Tout comme cela était le cas avec son premier album, le quatrième disque de Trust ne porte pas de nom, il sera de ce fait communément appelé « IV », ou parfois « Idéal ». Après leur très violent 3ème disque, qui avait été un « échec » commercial au regard des résultats de son prédécesseur, Trust se devait de réagir. Mais de quelle manière ?
Difficile d’opposer l’intègre « Marche Ou Crève » au commercial « Répression ». Ce dernier, bien que très varié et n’ayant pas grand-chose de commercial, ne doit l’énormité de son succès auprès du grand public qu’à un morceau d’exception : « Antisocial ». Alors que faire ? La voie prise par Trust est un peu bâtarde et surtout très déconcertante. Le groupe propose un album à deux facettes assez distinctes.

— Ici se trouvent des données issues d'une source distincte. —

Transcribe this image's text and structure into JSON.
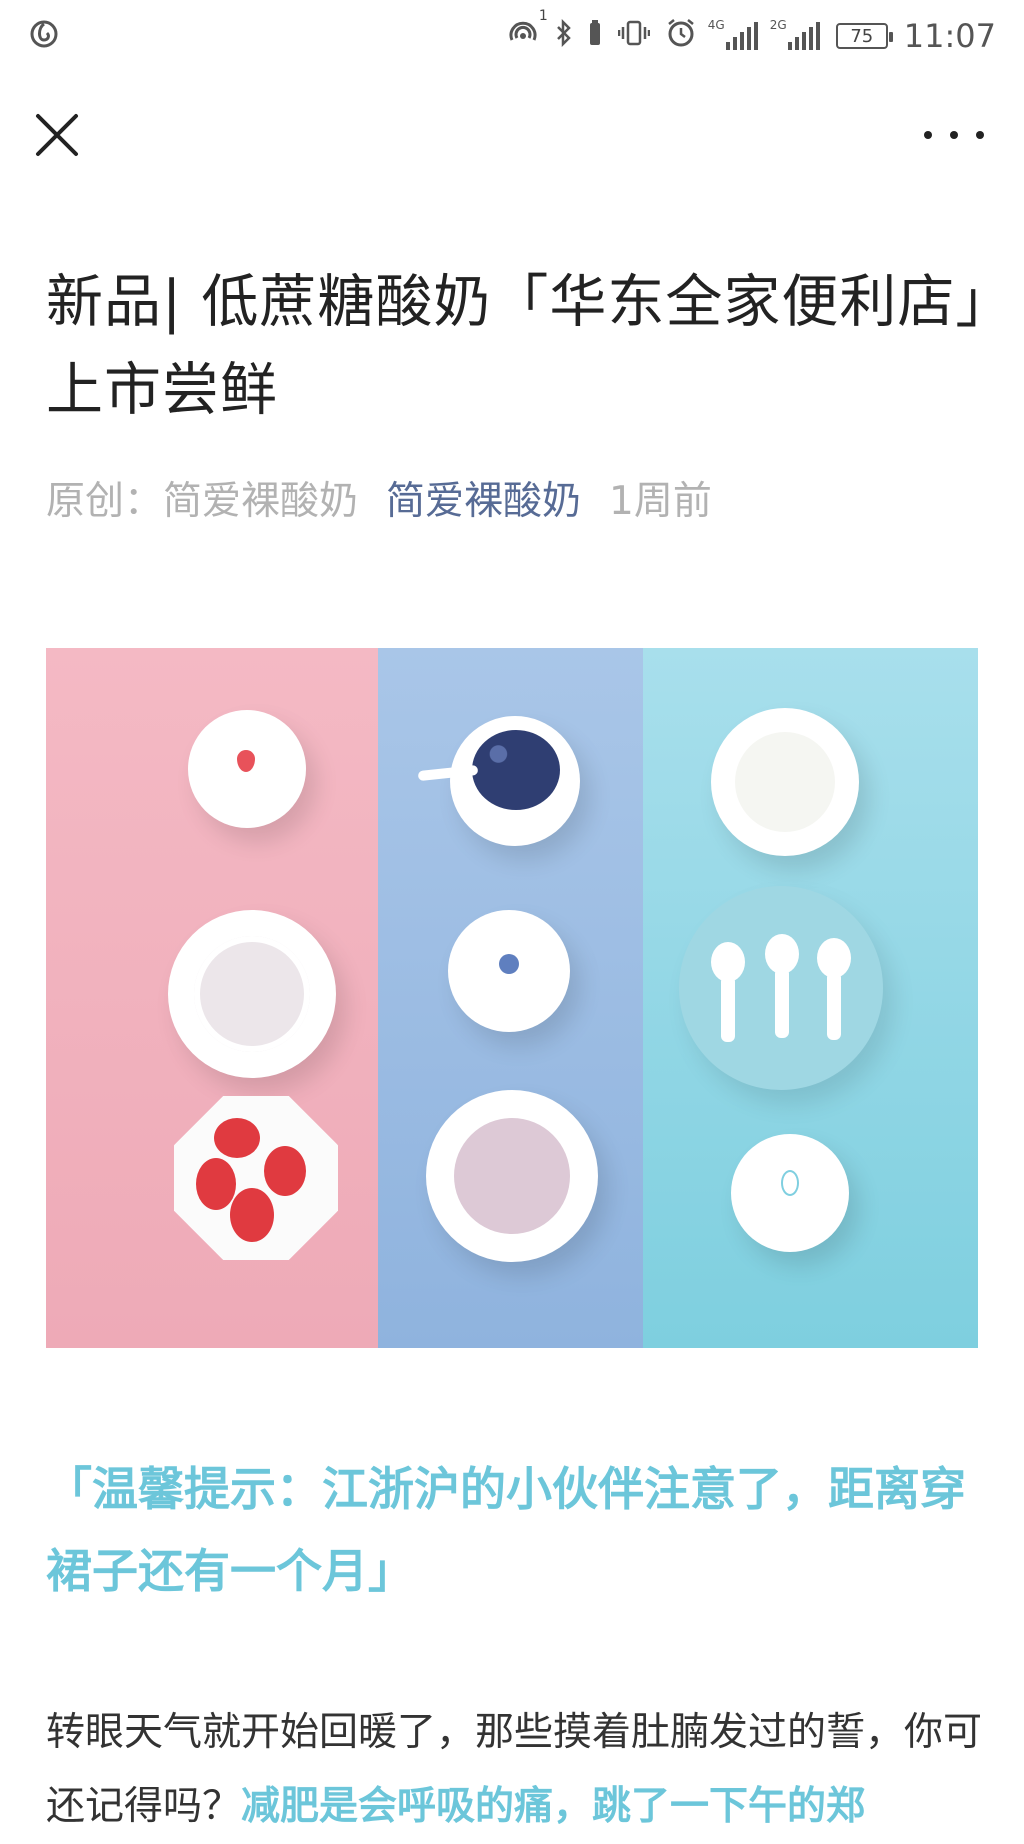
{
  "status_bar": {
    "sim1_label": "4G",
    "sim2_label": "2G",
    "hotspot_badge": "1",
    "battery": "75",
    "time": "11:07"
  },
  "nav": {
    "close_icon": "close-icon",
    "more_icon": "more-icon"
  },
  "article": {
    "title": "新品| 低蔗糖酸奶「华东全家便利店」上市尝鲜",
    "meta_prefix": "原创：简爱裸酸奶",
    "account_name": "简爱裸酸奶",
    "published": "1周前",
    "tip_heading": "「温馨提示：江浙沪的小伙伴注意了，距离穿裙子还有一个月」",
    "body_plain": "转眼天气就开始回暖了，那些摸着肚腩发过的誓，你可还记得吗？",
    "body_highlight": "减肥是会呼吸的痛，跳了一下午的郑"
  },
  "colors": {
    "accent_link": "#576b95",
    "highlight": "#6cc6da",
    "pink_panel": "#f0adb9",
    "blue_panel": "#9bbce2",
    "cyan_panel": "#8fd6e5"
  }
}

La première face du disque (nous sommes encore à l’ère du vinyle) est assez proche de l’esprit de ses prédécesseurs. Des titres Heavy aux textes incisifs et concernés comme « Varsovie » qui traite de la situation politique en Pologne alors en « Etat de Guerre », notamment au travers du Syndicat Solidarnosc dont la pochette de l’album reprend les couleurs, « Par Compromission », qui aborde une fois de plus un thème cher à Trust, la religion. Mais des titres variés comme « Idéal » aux sonorités et à la structure très commerciale. Ce titre, sera largement diffusé en radio, et génèrera une réaction d’incompréhension de nombreux fans qui crieront à la trahison à l’écoute des chœurs et des saxophones. Nous ne sommes pourtant pas très loin de certains titres présents sur « Répression ».
La différence essentielle est plus à chercher dans les textes qui sont bien plus obscurs et moins directs que par le passé. Difficile en effet, d’interpréter avec précisions l’accumulation de brides de phrases qui compose ce morceau. Ce changement de style est également perceptible sur des morceaux comme « Le Pouvoir Et La Gloire », et à un degré moindre dans « Les Armes Aux Yeux » (qui aborde l’univers carcéral, autre thème de prédilection du groupe). S’il est difficile de porter un jugement artistique et de dire que les textes sont moins bons ou moins travaillés, il est indéniable qu’ils sont moins évidents à cerner.
La deuxième partie du disque, appelée à l’époque « La face du diable », est quant a elle totalement différente de l’inspiration habituelle du groupe. Attention, nous sommes là bien loin des incantations à la Venom ou à la Black Sabbath et à mille lieus des errances bucoliques de Deïcide. Le groupe s’est considérablement éloigné de son style habituel et s’est inspiré pour l’occasion de « La Damnation De Faust », l’opéra de Berlioz. Le livret intérieur montre Méphistophélès enlaçant de manière ambigüe une de ses victimes.
L’ensemble est puissant, et baigné dans une atmosphère un peu trouble qui est renforcée par l’utilisation de sonorités inhabituelles pour Trust. Des chœurs religieux accompagnent « Le Pacte », des violoncelles enrichissent « Purgatoire », des bruitages angoissants sont incorporés dans « Jugement Dernier ». Les paroles sont très inspirées et abordent en filigrane un thème qui devient cher à Trust : l’intégrité. Avec cette question récurrente, doit-on vendre son âme au diable pour réussir ?
La production est excellente, tout autant que l’interprétation. Il faut d'ailleurs noter l'arrivée de Clive Burr aux baguettes. Celui-ci apporte un plus réel par rapport à ses prédécesseurs et est d'ailleurs mixé très en avant.
Le résultat final est assez surprenant et l’on peut comprendre aisément que lors de sa sortie, ce disque ait été considéré comme un peu bancal et comme étant taxé de tentative commerciale par les fans du groupe. Pourtant on ne peut que saluer la démarche courageuse et novatrice du groupe. Avec un effort supplémentaire sur certains textes et un ou deux titres en plus, Trust aurait pu nous proposer un nouvel album de référence.
Les morceaux à écouter en priorité sont : « Par Compromission », « Idéal », « Purgatoire ».